My computing principles
This page is a some sort of a continuing of the page "my articles" on this same website (but check out also page "my computing"), in which I list the various personal computing principles of mine. So without further ado, here is the mentioned list: "THE CONTEXT-MENU PRINCIPLE", "THE STRUCTURING PRINCIPLE", "THE RAM-DRIVE/DISK PRINCIPLE", "THE MINIMALISM PRINCIPLE", "THE FIREFOX-PROFILE PRINCIPLE", which are all located on page principles1, and further "THE ORIGINAL-FORM PRINCIPLE", "THE EVEN-NUMBERS PRINCIPLE", "THE NON-SETUPS PRINCIPLE", which are located on mainly contained on page principles2. In these computing related articles I write about my various personal computing principles, while the most general of all my computing principles is the "THE MINIMALISM PRINCIPLE" one.
You see, it is that for overall feeling, system's responsiveness and so on, I don't like things being installed (things like programs, devices etc.) and/or things running on a system (i.e. processes) if they are not absolutely needed; though note that this is only my own opinion, and which applies only to my particular situation and computing related knowledge. OK, it's true that many of the things mentioned above don't degrade computer's performance, but they do use additional resources, even if the resource in question is hard-disk's space. While this particular main principle of mine is of course also related to my main obsession with automation of repetitive tasks, optimization of computer's/program's settings, and with my continuous attempts to in general perform various tasks efficiently.

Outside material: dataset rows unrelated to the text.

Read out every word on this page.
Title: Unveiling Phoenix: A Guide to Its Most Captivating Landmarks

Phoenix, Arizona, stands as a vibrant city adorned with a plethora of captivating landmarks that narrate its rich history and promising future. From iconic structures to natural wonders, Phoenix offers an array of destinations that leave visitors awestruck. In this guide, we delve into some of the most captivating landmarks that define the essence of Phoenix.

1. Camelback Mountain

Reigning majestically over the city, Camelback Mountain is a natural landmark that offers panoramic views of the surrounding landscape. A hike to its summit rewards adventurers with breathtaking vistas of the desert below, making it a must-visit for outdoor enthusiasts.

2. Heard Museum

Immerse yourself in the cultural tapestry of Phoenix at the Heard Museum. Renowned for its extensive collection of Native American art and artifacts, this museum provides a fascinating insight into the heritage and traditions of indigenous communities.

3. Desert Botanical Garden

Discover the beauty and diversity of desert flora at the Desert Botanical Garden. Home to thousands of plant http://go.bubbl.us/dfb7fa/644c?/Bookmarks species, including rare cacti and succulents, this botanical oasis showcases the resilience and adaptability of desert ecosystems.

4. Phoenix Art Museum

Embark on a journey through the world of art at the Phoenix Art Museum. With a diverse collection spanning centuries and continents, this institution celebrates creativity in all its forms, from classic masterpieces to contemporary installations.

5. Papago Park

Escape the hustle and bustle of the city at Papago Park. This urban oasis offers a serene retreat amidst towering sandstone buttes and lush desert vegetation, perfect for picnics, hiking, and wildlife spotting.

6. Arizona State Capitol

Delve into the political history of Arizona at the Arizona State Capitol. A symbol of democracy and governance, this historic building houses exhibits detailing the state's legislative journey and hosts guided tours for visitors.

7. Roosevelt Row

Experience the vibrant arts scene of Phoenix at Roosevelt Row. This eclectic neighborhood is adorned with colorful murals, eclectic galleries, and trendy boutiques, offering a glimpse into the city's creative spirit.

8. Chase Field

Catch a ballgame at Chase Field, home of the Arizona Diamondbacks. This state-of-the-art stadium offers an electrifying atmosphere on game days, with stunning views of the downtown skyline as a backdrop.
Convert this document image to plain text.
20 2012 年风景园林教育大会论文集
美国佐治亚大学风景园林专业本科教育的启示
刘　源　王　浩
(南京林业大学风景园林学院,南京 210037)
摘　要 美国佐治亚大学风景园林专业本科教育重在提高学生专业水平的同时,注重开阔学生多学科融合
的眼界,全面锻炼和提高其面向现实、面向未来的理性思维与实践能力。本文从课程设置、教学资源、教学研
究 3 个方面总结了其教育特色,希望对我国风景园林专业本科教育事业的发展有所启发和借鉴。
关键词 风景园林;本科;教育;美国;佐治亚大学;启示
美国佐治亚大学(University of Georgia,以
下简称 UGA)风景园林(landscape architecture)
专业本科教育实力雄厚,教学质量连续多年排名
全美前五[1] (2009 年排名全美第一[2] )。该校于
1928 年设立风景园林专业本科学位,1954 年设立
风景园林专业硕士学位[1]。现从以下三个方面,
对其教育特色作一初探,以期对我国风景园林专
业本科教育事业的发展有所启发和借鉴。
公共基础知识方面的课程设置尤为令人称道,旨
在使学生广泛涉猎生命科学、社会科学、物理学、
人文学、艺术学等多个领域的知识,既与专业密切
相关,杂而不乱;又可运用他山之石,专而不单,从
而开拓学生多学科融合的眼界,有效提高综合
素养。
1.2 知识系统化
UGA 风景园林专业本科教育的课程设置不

Since I already mentioned my attempts to do things faster/more logically: I totally love to use "templates", for example .txt files with commonly used strings in them (e-mail addresses, links, signatures, then various BBcode, Wiki and HTML formatting stuff etc.), which I access through my keyboard's special buttons or through other ways. While the other such writing-related "speciality" of mine is that I am almost obsessively trying to have as "strict" and as "consistent" formatting of sentences as possible (in blog-comments, forum posts, e-mail messages etc.), and so I am sometimes in a really bad mood because of some totally minor mistake (which cannot be corrected) that I made. And I totally like standards in general (i.e. various official standards like W3C ones), while I also develop my own standards; be it a standard in my site's coding, the way I format my documents or name files/folders, then the way I use BBcode in forum-posts etc.